In the mid-’70s I was living in Northampton, Mass., biding my time for the summer before becoming an impoverished graduate student in music. Every morning I got up at 5 a.m. to go sweep floors and clean bathrooms at Kmart. One day after work I was browsing the record store next door in the mall and came across a deluxe album of Mozart's Die Zauberflöte (The Magic Flute) by the Vienna Opera under the legendary conductor Karl Böhm. I hardly knew any Mozart operas at that point, and this seemed like the perfect place to start. Besides, as I prepared to go back to school I figured it was time I knew Mozart better. I shelled out 20 bucks for the album, which at that moment happened to be the last 20 bucks my wife and I had to our name.
I went home and proudly showed the album to my wife, assuming for some reason that she'd be impressed with my devotion to art and learning. She wasn’t. After the screaming was done and I had settled my nerves, I sat down to listen to Die Zauberflöte for the first time. I hated it.
The story of Prince Tamino and his journey to love and wisdom appeared to me unmitigated flapdoodle. It's a Singspiel, a comic opera with spoken dialogue, but the humor was about 200 years out of date. A lot of the music—especially the tunes dispensed by the moronic Papageno and his supposedly amusing girlfriend—I decided were commercial sellouts by the dying Mozart, who probably needed the money. There were some arias of love and yearning that I found tedious, and I didn't believe the sentiments for a second. OK, the men's choruses were nice, likewise Sarastro's arias. But the whole thing struck me, with a certain despair under the circumstances, as hopeless. I shoved the album into my giant bookcase of records and tried to forget about it.
Today I number Die Zauberflöte among the dozen or so works of art that in my experience represent the highest, most potent, most moving things human creativity can achieve —along with Bach's B-Minor Mass, Beethoven's Eroica and Missa solemnis and late quartets, Euripides' Bacchae, Shakespeare's Hamlet and The Tempest, Rodin's statue of Balzac, and things of that order. What happened? What is it in us and our individual journeys with works of art that causes these radical shifts of affection?
The journey of Zauberflöte to my short list of favorites started about a year after that opening debacle, when I saw the Ingmar Bergman movie of the opera. I wanted to give it another chance. As I watched the movie the story began to draw me in. The plot is strange, incongruous. Prince Tamino is lost in some pseudo-Egyptian land and first appears fleeing from a giant snake. Listening to the opening scene that I had found so cheesy, I realized it was not truly fearful because none of it is real. I got it now: This is a fairy tale for adults.

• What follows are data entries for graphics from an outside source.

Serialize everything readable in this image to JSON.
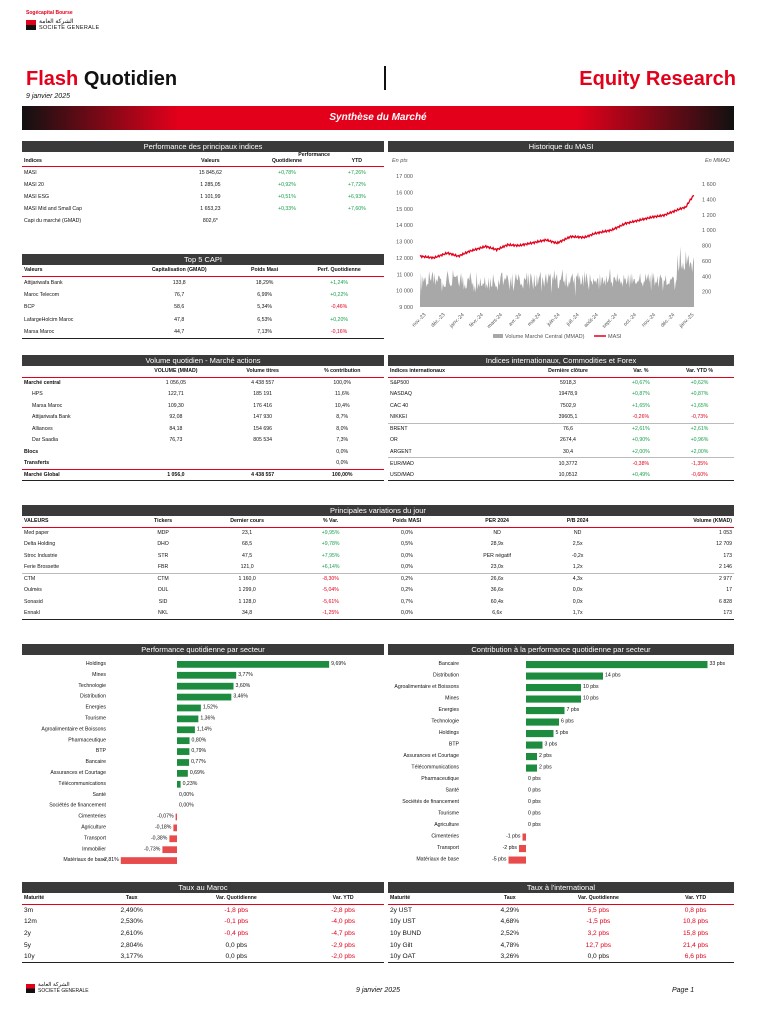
{
  "brand": {
    "name": "Sogécapital Bourse",
    "arabic": "الشركة العامة",
    "sg": "SOCIETE GENERALE"
  },
  "header": {
    "flash_red": "Flash",
    "flash_black": "Quotidien",
    "date": "9 janvier 2025",
    "right": "Equity Research"
  },
  "banner": "Synthèse du Marché",
  "indices": {
    "title": "Performance des principaux indices",
    "perf_label": "Performance",
    "cols": [
      "Indices",
      "Valeurs",
      "Quotidienne",
      "YTD"
    ],
    "rows": [
      [
        "MASI",
        "15 845,62",
        "+0,78%",
        "+7,26%"
      ],
      [
        "MASI 20",
        "1 285,05",
        "+0,92%",
        "+7,72%"
      ],
      [
        "MASI ESG",
        "1 101,99",
        "+0,51%",
        "+6,93%"
      ],
      [
        "MASI Mid and Small Cap",
        "1 653,23",
        "+0,33%",
        "+7,60%"
      ],
      [
        "Capi du marché (GMAD)",
        "802,6*",
        "",
        ""
      ]
    ]
  },
  "top5": {
    "title": "Top 5 CAPI",
    "cols": [
      "Valeurs",
      "Capitalisation (GMAD)",
      "Poids Masi",
      "Perf. Quotidienne"
    ],
    "rows": [
      [
        "Attijariwafa Bank",
        "133,8",
        "18,29%",
        "+1,24%"
      ],
      [
        "Maroc Telecom",
        "76,7",
        "6,99%",
        "+0,22%"
      ],
      [
        "BCP",
        "58,6",
        "5,34%",
        "-0,46%"
      ],
      [
        "LafargeHolcim Maroc",
        "47,8",
        "6,53%",
        "+0,20%"
      ],
      [
        "Marsa Maroc",
        "44,7",
        "7,13%",
        "-0,16%"
      ]
    ]
  },
  "masi_chart": {
    "title": "Historique du MASI",
    "left_unit": "En pts",
    "right_unit": "En MMAD",
    "y_ticks": [
      "17 000",
      "16 000",
      "15 000",
      "14 000",
      "13 000",
      "12 000",
      "11 000",
      "10 000",
      "9 000"
    ],
    "y2_ticks": [
      "1 600",
      "1 400",
      "1 200",
      "1 000",
      "800",
      "600",
      "400",
      "200",
      ""
    ],
    "x_ticks": [
      "nov.-23",
      "déc.-23",
      "janv.-24",
      "févr.-24",
      "mars-24",
      "avr.-24",
      "mai-24",
      "juin-24",
      "juil.-24",
      "août-24",
      "sept.-24",
      "oct.-24",
      "nov.-24",
      "déc.-24",
      "janv.-25"
    ],
    "legend": [
      "Volume Marché Central (MMAD)",
      "MASI"
    ]
  },
  "volume": {
    "title": "Volume quotidien - Marché actions",
    "cols": [
      "",
      "VOLUME (MMAD)",
      "Volume titres",
      "% contribution"
    ],
    "rows": [
      [
        "Marché central",
        "1 056,05",
        "4 438 557",
        "100,0%"
      ],
      [
        "HPS",
        "122,71",
        "185 191",
        "11,6%"
      ],
      [
        "Marsa Maroc",
        "109,30",
        "176 416",
        "10,4%"
      ],
      [
        "Attijariwafa Bank",
        "92,08",
        "147 930",
        "8,7%"
      ],
      [
        "Alliances",
        "84,18",
        "154 696",
        "8,0%"
      ],
      [
        "Dar Saadia",
        "76,73",
        "805 534",
        "7,3%"
      ],
      [
        "Blocs",
        "",
        "",
        "0,0%"
      ],
      [
        "Transferts",
        "",
        "",
        "0,0%"
      ],
      [
        "Marché Global",
        "1 056,0",
        "4 438 557",
        "100,00%"
      ]
    ]
  },
  "intl": {
    "title": "Indices internationaux, Commodities et Forex",
    "cols": [
      "Indices internationaux",
      "Dernière clôture",
      "Var. %",
      "Var. YTD %"
    ],
    "rows": [
      [
        "S&P500",
        "5918,3",
        "+0,67%",
        "+0,62%"
      ],
      [
        "NASDAQ",
        "19478,9",
        "+0,87%",
        "+0,87%"
      ],
      [
        "CAC 40",
        "7502,9",
        "+1,65%",
        "+1,65%"
      ],
      [
        "NIKKEI",
        "39605,1",
        "-0,26%",
        "-0,73%"
      ],
      [
        "BRENT",
        "76,6",
        "+2,61%",
        "+2,61%"
      ],
      [
        "OR",
        "2674,4",
        "+0,90%",
        "+0,96%"
      ],
      [
        "ARGENT",
        "30,4",
        "+2,00%",
        "+2,00%"
      ],
      [
        "EUR/MAD",
        "10,3772",
        "-0,38%",
        "-1,35%"
      ],
      [
        "USD/MAD",
        "10,0512",
        "+0,49%",
        "-0,60%"
      ]
    ]
  },
  "variations": {
    "title": "Principales variations du jour",
    "cols": [
      "VALEURS",
      "Tickers",
      "Dernier cours",
      "% Var.",
      "Poids MASI",
      "PER 2024",
      "P/B 2024",
      "Volume (KMAD)"
    ],
    "rows": [
      [
        "Med paper",
        "MDP",
        "23,1",
        "+9,95%",
        "0,0%",
        "ND",
        "ND",
        "1 053"
      ],
      [
        "Delta Holding",
        "DHO",
        "68,5",
        "+9,78%",
        "0,5%",
        "28,9x",
        "2,5x",
        "12 709"
      ],
      [
        "Stroc Industrie",
        "STR",
        "47,5",
        "+7,95%",
        "0,0%",
        "PER négatif",
        "-0,2x",
        "173"
      ],
      [
        "Ferie Brossette",
        "FBR",
        "121,0",
        "+6,14%",
        "0,0%",
        "23,0x",
        "1,2x",
        "2 146"
      ],
      [
        "CTM",
        "CTM",
        "1 160,0",
        "-8,30%",
        "0,2%",
        "26,6x",
        "4,3x",
        "2 977"
      ],
      [
        "Oulmès",
        "OUL",
        "1 299,0",
        "-5,04%",
        "0,2%",
        "36,6x",
        "0,0x",
        "17"
      ],
      [
        "Sonasid",
        "SID",
        "1 128,0",
        "-5,61%",
        "0,7%",
        "60,4x",
        "0,0x",
        "6 828"
      ],
      [
        "Ennakl",
        "NKL",
        "34,8",
        "-1,25%",
        "0,0%",
        "6,6x",
        "1,7x",
        "173"
      ]
    ]
  },
  "chart_data": [
    {
      "type": "line",
      "title": "Historique du MASI",
      "series": [
        {
          "name": "MASI"
        },
        {
          "name": "Volume Marché Central (MMAD)"
        }
      ],
      "ylim": [
        9000,
        17000
      ],
      "y2lim": [
        0,
        1600
      ]
    },
    {
      "type": "bar",
      "title": "Performance quotidienne par secteur",
      "categories": [
        "Holdings",
        "Mines",
        "Technologie",
        "Distribution",
        "Energies",
        "Tourisme",
        "Agroalimentaire et Boissons",
        "Pharmaceutique",
        "BTP",
        "Bancaire",
        "Assurances et Courtage",
        "Télécommunications",
        "Santé",
        "Sociétés de financement",
        "Cimenteries",
        "Agriculture",
        "Transport",
        "Immobilier",
        "Matériaux de base"
      ],
      "values": [
        9.69,
        3.77,
        3.6,
        3.46,
        1.52,
        1.36,
        1.14,
        0.8,
        0.79,
        0.77,
        0.69,
        0.23,
        0.0,
        0.0,
        -0.07,
        -0.18,
        -0.38,
        -0.73,
        -2.81
      ],
      "labels": [
        "9,69%",
        "3,77%",
        "3,60%",
        "3,46%",
        "1,52%",
        "1,36%",
        "1,14%",
        "0,80%",
        "0,79%",
        "0,77%",
        "0,69%",
        "0,23%",
        "0,00%",
        "0,00%",
        "-0,07%",
        "-0,18%",
        "-0,38%",
        "-0,73%",
        "-2,81%"
      ]
    },
    {
      "type": "bar",
      "title": "Contribution à la performance quotidienne  par secteur",
      "categories": [
        "Bancaire",
        "Distribution",
        "Agroalimentaire et Boissons",
        "Mines",
        "Energies",
        "Technologie",
        "Holdings",
        "BTP",
        "Assurances et Courtage",
        "Télécommunications",
        "Pharmaceutique",
        "Santé",
        "Sociétés de financement",
        "Tourisme",
        "Agriculture",
        "Cimenteries",
        "Transport",
        "Matériaux de base"
      ],
      "values": [
        33,
        14,
        10,
        10,
        7,
        6,
        5,
        3,
        2,
        2,
        0,
        0,
        0,
        0,
        0,
        -1,
        -2,
        -5
      ],
      "labels": [
        "33 pbs",
        "14 pbs",
        "10 pbs",
        "10 pbs",
        "7 pbs",
        "6 pbs",
        "5 pbs",
        "3 pbs",
        "2 pbs",
        "2 pbs",
        "0 pbs",
        "0 pbs",
        "0 pbs",
        "0 pbs",
        "0 pbs",
        "-1 pbs",
        "-2 pbs",
        "-5 pbs"
      ]
    }
  ],
  "taux_maroc": {
    "title": "Taux au Maroc",
    "cols": [
      "Maturité",
      "Taux",
      "Var. Quotidienne",
      "Var. YTD"
    ],
    "rows": [
      [
        "3m",
        "2,490%",
        "-1,8 pbs",
        "-2,8 pbs"
      ],
      [
        "12m",
        "2,530%",
        "-0,1 pbs",
        "-4,0 pbs"
      ],
      [
        "2y",
        "2,610%",
        "-0,4 pbs",
        "-4,7 pbs"
      ],
      [
        "5y",
        "2,804%",
        "0,0 pbs",
        "-2,9 pbs"
      ],
      [
        "10y",
        "3,177%",
        "0,0 pbs",
        "-2,0 pbs"
      ]
    ]
  },
  "taux_intl": {
    "title": "Taux à l'international",
    "cols": [
      "Maturité",
      "Taux",
      "Var. Quotidienne",
      "Var. YTD"
    ],
    "rows": [
      [
        "2y UST",
        "4,29%",
        "5,5 pbs",
        "0,8 pbs"
      ],
      [
        "10y UST",
        "4,68%",
        "-1,5 pbs",
        "10,8 pbs"
      ],
      [
        "10y BUND",
        "2,52%",
        "3,2 pbs",
        "15,8 pbs"
      ],
      [
        "10y Gilt",
        "4,78%",
        "12,7 pbs",
        "21,4 pbs"
      ],
      [
        "10y OAT",
        "3,26%",
        "0,0 pbs",
        "6,6 pbs"
      ]
    ]
  },
  "footer": {
    "date": "9 janvier 2025",
    "page": "Page 1"
  },
  "colors": {
    "red": "#e3001b",
    "green": "#18a04a",
    "bar_green": "#1e8c3f",
    "bar_red": "#e84b4b",
    "dark": "#3a3a3a"
  }
}
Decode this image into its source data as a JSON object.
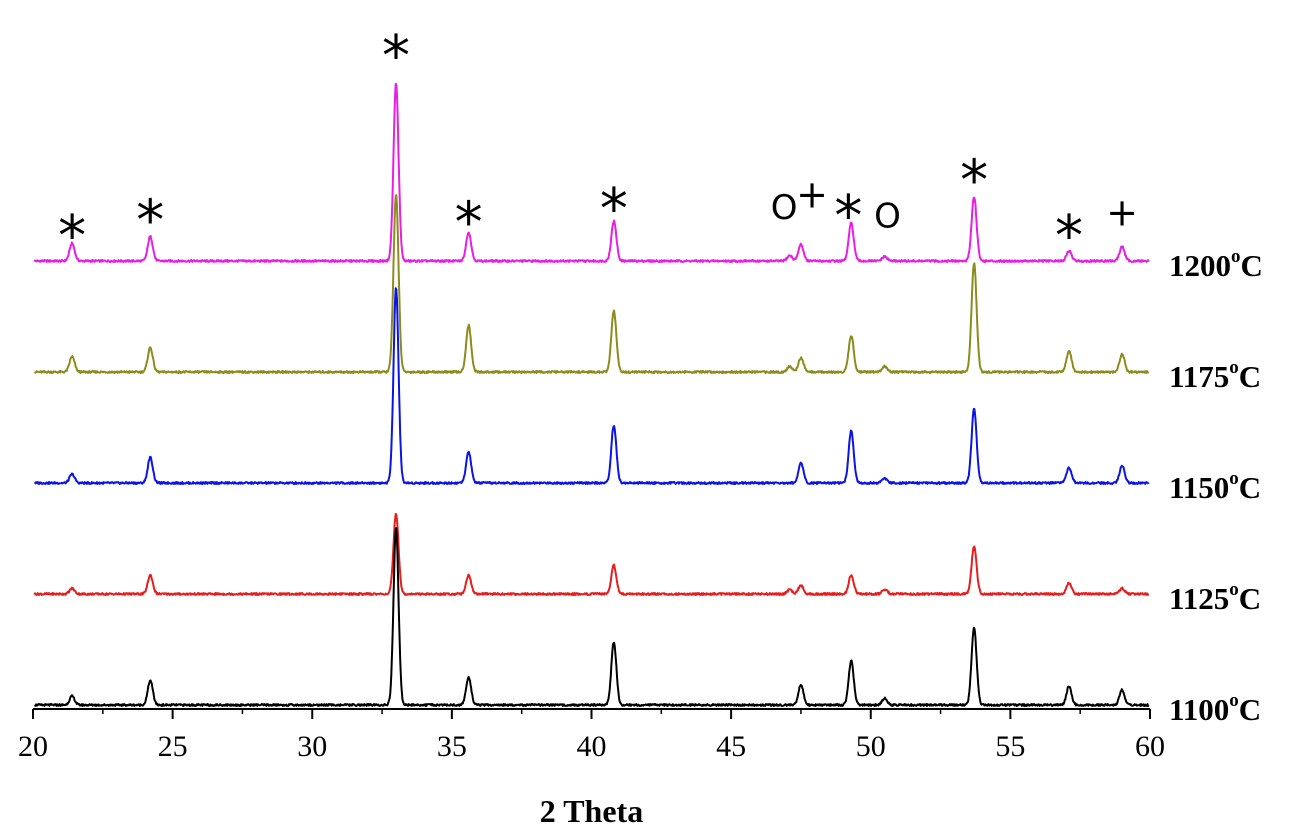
{
  "chart_data": {
    "type": "line",
    "xlabel": "2 Theta",
    "xlim": [
      20,
      60
    ],
    "x_ticks": [
      "20",
      "25",
      "30",
      "35",
      "40",
      "45",
      "50",
      "55",
      "60"
    ],
    "ylabel": "",
    "grid": false,
    "series_label_suffix": "C",
    "series_label_sup": "o",
    "series": [
      {
        "name": "1200",
        "color": "#e61ee6",
        "baseline": 4,
        "peaks": [
          [
            21.4,
            0.16
          ],
          [
            24.2,
            0.22
          ],
          [
            33.0,
            1.6
          ],
          [
            35.6,
            0.26
          ],
          [
            40.8,
            0.36
          ],
          [
            47.1,
            0.05
          ],
          [
            47.5,
            0.15
          ],
          [
            49.3,
            0.34
          ],
          [
            50.5,
            0.04
          ],
          [
            53.7,
            0.58
          ],
          [
            57.1,
            0.09
          ],
          [
            59.0,
            0.13
          ]
        ]
      },
      {
        "name": "1175",
        "color": "#8c8c1e",
        "baseline": 3,
        "peaks": [
          [
            21.4,
            0.14
          ],
          [
            24.2,
            0.22
          ],
          [
            33.0,
            1.6
          ],
          [
            35.6,
            0.42
          ],
          [
            40.8,
            0.55
          ],
          [
            47.1,
            0.05
          ],
          [
            47.5,
            0.13
          ],
          [
            49.3,
            0.33
          ],
          [
            50.5,
            0.05
          ],
          [
            53.7,
            0.98
          ],
          [
            57.1,
            0.19
          ],
          [
            59.0,
            0.16
          ]
        ]
      },
      {
        "name": "1150",
        "color": "#0a14e6",
        "baseline": 2,
        "peaks": [
          [
            21.4,
            0.08
          ],
          [
            24.2,
            0.23
          ],
          [
            33.0,
            1.76
          ],
          [
            35.6,
            0.28
          ],
          [
            40.8,
            0.52
          ],
          [
            47.5,
            0.18
          ],
          [
            49.3,
            0.47
          ],
          [
            50.5,
            0.04
          ],
          [
            53.7,
            0.67
          ],
          [
            57.1,
            0.14
          ],
          [
            59.0,
            0.16
          ]
        ]
      },
      {
        "name": "1125",
        "color": "#e61e1e",
        "baseline": 1,
        "peaks": [
          [
            21.4,
            0.05
          ],
          [
            24.2,
            0.17
          ],
          [
            33.0,
            0.72
          ],
          [
            35.6,
            0.17
          ],
          [
            40.8,
            0.26
          ],
          [
            47.1,
            0.04
          ],
          [
            47.5,
            0.08
          ],
          [
            49.3,
            0.17
          ],
          [
            50.5,
            0.04
          ],
          [
            53.7,
            0.43
          ],
          [
            57.1,
            0.1
          ],
          [
            59.0,
            0.05
          ]
        ]
      },
      {
        "name": "1100",
        "color": "#000000",
        "baseline": 0,
        "peaks": [
          [
            21.4,
            0.08
          ],
          [
            24.2,
            0.22
          ],
          [
            33.0,
            1.6
          ],
          [
            35.6,
            0.25
          ],
          [
            40.8,
            0.57
          ],
          [
            47.5,
            0.18
          ],
          [
            49.3,
            0.4
          ],
          [
            50.5,
            0.06
          ],
          [
            53.7,
            0.7
          ],
          [
            57.1,
            0.17
          ],
          [
            59.0,
            0.14
          ]
        ]
      }
    ],
    "annotations": [
      {
        "text": "*",
        "kind": "star",
        "x": 21.4,
        "level": 4.38
      },
      {
        "text": "*",
        "kind": "star",
        "x": 24.2,
        "level": 4.52
      },
      {
        "text": "*",
        "kind": "star",
        "x": 33.0,
        "level": 6.0
      },
      {
        "text": "*",
        "kind": "star",
        "x": 35.6,
        "level": 4.5
      },
      {
        "text": "*",
        "kind": "star",
        "x": 40.8,
        "level": 4.62
      },
      {
        "text": "O",
        "kind": "o",
        "x": 46.9,
        "level": 4.38
      },
      {
        "text": "+",
        "kind": "plus",
        "x": 47.9,
        "level": 4.48
      },
      {
        "text": "*",
        "kind": "star",
        "x": 49.2,
        "level": 4.56
      },
      {
        "text": "O",
        "kind": "o",
        "x": 50.6,
        "level": 4.3
      },
      {
        "text": "*",
        "kind": "star",
        "x": 53.7,
        "level": 4.88
      },
      {
        "text": "*",
        "kind": "star",
        "x": 57.1,
        "level": 4.38
      },
      {
        "text": "+",
        "kind": "plus",
        "x": 59.0,
        "level": 4.32
      }
    ]
  }
}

Having fainted in terror, Prince Tamino is saved by three women who dispatch the monster and proceed to lust after this handsome unconscious stranger. I’d found that stupid too, at first. I didn't know yet how steadily Mozart was concerned with sex and its ramifications and corruptions. The women are servants of the magical Queen of the Night, and they bring Tamino to her. She gives him a stern task: to rescue her daughter Pamina, who has been abducted by the evil sorcerer Sarastro. Shown Pamina's portrait, Tamino instantly falls in love. (Note the parallel names, an indication of destiny.) On first encounter I found his mooning over Pamina's portrait to be hogwash, not understanding that this is how it happens in fairy tales, which come at reality through unreality.
From there on, the opera is, even if you love it, a creaking assemblage of a plot. The queen sends Tamino on his quest with a magic flute that will protect him from harm (childish, until I realized that the flute represents the power of music itself). Tamino also acquires his "comic" sidekick, the birdcatcher Papageno, who's not interested in dangerous quests and mainly wants to get drunk and laid. Tamino sneaks into Sarastro's compound in ways familiar to James Bond fans, dragging along the terrified Papageno, who will find his own destined lover, Papagena. Tamino discovers that Sarastro is the leader of a secret brotherhood, about which there's a lot of mystical hokum.
Soon the plot takes an even more outlandish turn. It is revealed that Sarastro is not a villain but a good guy. He abducted Pamina to get her away from the Queen of the Night, who turns out to be pure malevolence. This is where, on first encounter, I rolled my eyes and gave up. A switch like this in the middle of a story is nonsense. (For me it's still nonsense—I just don't mind it anymore.) Eventually, of course, Tamino frees Pamina from her captivity, and Papageno gets his girl.
The lovers undergo a dangerous trial to be initiated into Sarastro’s brotherhood, and at the end he crowns the couple and sanctifies their union. The. Bloody. End., I thought in Northampton, in 1974. Now as the curtain comes down I am usually dissolved in tears. Few works affect me more.